Technologie et Science

Explorer l’univers depuis sa cour arrière (ou presque) – The Conversation


Durant mes années collégiales, j’ai travaillé à l’Observatoire astronomique de Charlevoix.

Pas si mal, comme emploi d’été : observer les planètes et les étoiles jusqu’au milieu de la nuit, discuter d’exploration spatiale avec des mordus d’astronomie, voir des enfants s’émerveiller des anneaux de Saturne.

Parmi les dizaines de nuits d’astronomie que j’ai animées, une question revenait irrévocablement :

« Est-ce qu’il y a de la vie ailleurs ? »

C’était un gros mandat, pour le cégépien que j’étais, de répondre à cette question fondamentale, articulée par les premiers philosophes, qui a transcendé le temps et les époques et qui demeure au cœur de nos réflexions rationnelles.

Je me contentais d’un simple « fort probablement », avant de renchérir avec un surprenant « et si c’est le cas, la réponse se cache ici, sur Terre, à des endroits qu’on appelle des « analogues planétaires ».

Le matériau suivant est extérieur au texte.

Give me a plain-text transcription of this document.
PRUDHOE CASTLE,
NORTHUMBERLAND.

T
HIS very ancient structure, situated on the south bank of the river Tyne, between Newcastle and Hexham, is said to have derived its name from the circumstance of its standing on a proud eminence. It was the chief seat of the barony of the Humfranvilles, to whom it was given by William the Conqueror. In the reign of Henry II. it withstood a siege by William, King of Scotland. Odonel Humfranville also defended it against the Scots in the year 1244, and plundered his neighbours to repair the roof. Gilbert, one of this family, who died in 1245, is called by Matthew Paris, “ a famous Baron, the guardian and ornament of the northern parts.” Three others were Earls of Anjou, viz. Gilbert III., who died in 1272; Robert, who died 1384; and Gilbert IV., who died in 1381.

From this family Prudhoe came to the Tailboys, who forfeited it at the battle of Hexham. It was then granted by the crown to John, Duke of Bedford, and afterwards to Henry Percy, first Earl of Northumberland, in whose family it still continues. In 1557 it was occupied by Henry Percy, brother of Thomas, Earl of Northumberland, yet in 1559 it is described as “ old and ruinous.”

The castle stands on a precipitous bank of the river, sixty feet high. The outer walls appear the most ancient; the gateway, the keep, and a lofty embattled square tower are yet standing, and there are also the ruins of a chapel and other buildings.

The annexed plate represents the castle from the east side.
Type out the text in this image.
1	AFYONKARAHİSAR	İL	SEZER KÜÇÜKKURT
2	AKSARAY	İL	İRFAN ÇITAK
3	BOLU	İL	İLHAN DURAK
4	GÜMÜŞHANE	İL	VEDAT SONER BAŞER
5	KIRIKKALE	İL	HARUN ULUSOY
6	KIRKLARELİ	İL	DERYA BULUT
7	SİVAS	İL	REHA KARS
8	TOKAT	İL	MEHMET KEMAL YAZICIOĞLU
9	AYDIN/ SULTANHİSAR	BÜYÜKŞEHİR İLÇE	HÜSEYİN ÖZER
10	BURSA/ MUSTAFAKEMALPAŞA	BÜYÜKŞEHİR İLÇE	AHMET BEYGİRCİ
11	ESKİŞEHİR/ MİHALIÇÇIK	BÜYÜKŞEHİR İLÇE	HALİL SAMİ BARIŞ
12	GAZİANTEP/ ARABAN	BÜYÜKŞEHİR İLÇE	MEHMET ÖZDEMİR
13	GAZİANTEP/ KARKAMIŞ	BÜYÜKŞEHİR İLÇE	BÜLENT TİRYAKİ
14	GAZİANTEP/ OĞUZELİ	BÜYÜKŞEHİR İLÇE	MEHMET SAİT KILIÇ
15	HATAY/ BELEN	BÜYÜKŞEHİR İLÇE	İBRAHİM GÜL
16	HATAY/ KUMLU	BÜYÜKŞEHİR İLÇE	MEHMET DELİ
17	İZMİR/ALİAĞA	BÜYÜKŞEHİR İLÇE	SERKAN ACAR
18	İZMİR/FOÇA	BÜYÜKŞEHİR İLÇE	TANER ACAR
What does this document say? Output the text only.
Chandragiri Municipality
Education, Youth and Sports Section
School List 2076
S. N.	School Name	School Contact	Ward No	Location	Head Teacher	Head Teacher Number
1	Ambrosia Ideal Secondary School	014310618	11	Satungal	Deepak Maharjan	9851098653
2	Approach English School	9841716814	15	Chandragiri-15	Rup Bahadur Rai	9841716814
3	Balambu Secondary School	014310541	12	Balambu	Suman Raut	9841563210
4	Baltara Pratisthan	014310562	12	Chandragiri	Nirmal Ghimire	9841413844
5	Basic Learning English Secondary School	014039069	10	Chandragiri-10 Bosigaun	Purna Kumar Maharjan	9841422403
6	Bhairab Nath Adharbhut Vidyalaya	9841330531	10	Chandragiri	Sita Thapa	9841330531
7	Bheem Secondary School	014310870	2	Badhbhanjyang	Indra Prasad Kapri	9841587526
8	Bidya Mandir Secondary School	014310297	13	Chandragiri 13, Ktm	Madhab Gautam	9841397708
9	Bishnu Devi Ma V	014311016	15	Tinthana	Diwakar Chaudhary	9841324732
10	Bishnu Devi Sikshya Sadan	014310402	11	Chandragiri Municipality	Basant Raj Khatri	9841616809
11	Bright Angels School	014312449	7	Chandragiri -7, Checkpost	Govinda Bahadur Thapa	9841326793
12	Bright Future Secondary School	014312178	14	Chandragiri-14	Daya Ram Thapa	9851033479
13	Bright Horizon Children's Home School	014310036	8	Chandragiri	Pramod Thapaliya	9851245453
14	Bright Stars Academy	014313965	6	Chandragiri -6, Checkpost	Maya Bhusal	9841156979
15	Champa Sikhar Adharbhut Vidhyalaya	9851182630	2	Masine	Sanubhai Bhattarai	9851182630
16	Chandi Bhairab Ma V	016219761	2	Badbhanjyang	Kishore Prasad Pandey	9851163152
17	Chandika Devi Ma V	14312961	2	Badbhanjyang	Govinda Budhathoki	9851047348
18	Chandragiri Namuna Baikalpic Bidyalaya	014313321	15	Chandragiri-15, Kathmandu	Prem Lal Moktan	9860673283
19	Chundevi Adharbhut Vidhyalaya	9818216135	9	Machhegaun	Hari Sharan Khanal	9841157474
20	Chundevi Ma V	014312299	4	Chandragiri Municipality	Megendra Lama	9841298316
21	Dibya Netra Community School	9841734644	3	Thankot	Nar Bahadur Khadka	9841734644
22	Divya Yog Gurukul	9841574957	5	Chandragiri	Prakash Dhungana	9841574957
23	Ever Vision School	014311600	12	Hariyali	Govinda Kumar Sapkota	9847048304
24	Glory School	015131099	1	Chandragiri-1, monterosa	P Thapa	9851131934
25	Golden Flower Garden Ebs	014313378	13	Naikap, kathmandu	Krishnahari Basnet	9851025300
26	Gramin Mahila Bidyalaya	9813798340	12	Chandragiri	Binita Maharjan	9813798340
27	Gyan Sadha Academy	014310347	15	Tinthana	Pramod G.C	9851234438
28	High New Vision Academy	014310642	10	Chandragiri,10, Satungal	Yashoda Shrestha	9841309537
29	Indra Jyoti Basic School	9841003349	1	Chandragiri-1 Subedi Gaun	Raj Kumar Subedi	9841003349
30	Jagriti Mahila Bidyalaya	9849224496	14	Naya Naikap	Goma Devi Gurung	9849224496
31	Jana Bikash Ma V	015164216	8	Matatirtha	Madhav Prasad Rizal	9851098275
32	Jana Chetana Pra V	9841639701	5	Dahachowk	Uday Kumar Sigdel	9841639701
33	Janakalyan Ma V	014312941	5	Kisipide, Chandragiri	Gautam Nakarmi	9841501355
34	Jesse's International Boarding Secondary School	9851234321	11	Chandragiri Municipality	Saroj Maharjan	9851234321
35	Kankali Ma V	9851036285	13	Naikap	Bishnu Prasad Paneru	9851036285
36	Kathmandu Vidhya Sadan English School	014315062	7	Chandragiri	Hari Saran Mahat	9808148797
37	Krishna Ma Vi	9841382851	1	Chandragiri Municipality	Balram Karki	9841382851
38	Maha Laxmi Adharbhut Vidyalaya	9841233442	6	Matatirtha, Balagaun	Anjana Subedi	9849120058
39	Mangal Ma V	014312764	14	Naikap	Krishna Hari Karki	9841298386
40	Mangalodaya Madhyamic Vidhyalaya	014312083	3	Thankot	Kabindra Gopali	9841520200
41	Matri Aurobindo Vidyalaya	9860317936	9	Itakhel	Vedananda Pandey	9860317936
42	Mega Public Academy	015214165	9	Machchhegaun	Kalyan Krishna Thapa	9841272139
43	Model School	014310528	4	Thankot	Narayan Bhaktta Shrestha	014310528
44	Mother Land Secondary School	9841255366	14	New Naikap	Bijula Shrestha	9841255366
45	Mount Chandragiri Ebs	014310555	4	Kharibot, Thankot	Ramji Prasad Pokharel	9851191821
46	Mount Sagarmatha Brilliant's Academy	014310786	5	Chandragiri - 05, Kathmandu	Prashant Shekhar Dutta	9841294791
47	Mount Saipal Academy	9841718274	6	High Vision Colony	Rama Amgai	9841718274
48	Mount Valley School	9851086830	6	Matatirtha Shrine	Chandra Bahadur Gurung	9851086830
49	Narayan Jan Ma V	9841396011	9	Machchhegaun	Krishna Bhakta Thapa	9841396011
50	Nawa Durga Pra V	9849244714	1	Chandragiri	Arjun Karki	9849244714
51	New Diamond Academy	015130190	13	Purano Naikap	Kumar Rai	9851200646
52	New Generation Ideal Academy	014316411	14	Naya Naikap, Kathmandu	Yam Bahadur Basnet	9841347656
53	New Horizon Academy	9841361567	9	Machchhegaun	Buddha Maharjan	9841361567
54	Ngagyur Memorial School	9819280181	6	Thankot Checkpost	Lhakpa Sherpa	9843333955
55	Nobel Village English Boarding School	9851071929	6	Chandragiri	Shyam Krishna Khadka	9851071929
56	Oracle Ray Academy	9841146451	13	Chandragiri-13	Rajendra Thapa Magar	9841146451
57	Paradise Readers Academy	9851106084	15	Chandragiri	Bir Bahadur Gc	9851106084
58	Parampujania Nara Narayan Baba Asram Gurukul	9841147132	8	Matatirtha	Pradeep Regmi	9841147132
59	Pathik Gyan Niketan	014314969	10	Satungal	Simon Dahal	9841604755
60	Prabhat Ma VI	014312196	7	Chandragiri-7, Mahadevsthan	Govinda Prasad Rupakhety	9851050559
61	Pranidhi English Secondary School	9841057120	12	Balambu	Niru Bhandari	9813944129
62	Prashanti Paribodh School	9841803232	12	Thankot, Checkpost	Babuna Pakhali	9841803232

Les analogues planétaires sont des endroits sur Terre qui répliquent une ou plusieurs conditions extrêmes retrouvées sur un autre corps céleste. Par exemple, la température, la pression et la radiation solaire.

Pour des raisons techniques et financières, il n’est pas réaliste d’effectuer plusieurs missions spatiales par année, habitées ou non, d’autant plus que celles-ci s’exécutent en plusieurs années.

Or, la Terre, notre magnifique planète bleue où la vie prospère, possède des endroits extrêmes, dangereux, cruels. Ces endroits peuvent reproduire certaines conditions que l’on retrouverait dans les déserts arides de Mars ou dans l’atmosphère suffocante de Vénus.

Et si ces endroits étaient en fait des habitats, où la vie s’est développée ?

Des lacs sous la glace

Prenons l’exemple d’Europe, l’une des lunes de Jupiter, qui figure au sommet des candidates, avec Mars, dans notre quête à la vie extraterrestre. Sa surface est couverte d’une épaisse couche de glace d’environ 10 kilomètres, sous laquelle se trouve… un océan. Un océan d’eau… liquide !

Il s’avère qu’en Antarctique, près de 400 lacs existent dans des conditions similaires, c’est-à-dire qu’ils se trouvent en dessous d’une couche de glace permanente, protégés de tout ce qui se déroule à la surface. On les appelle des lacs « sous-glaciaires ».

C’est le cas du lac Vostok, le plus gros et le plus profond en Antarctique. C’est dans les années 60 que les scientifiques ont soupçonné la présence d’un lac sous une épaisse couche de quatre kilomètres de glace.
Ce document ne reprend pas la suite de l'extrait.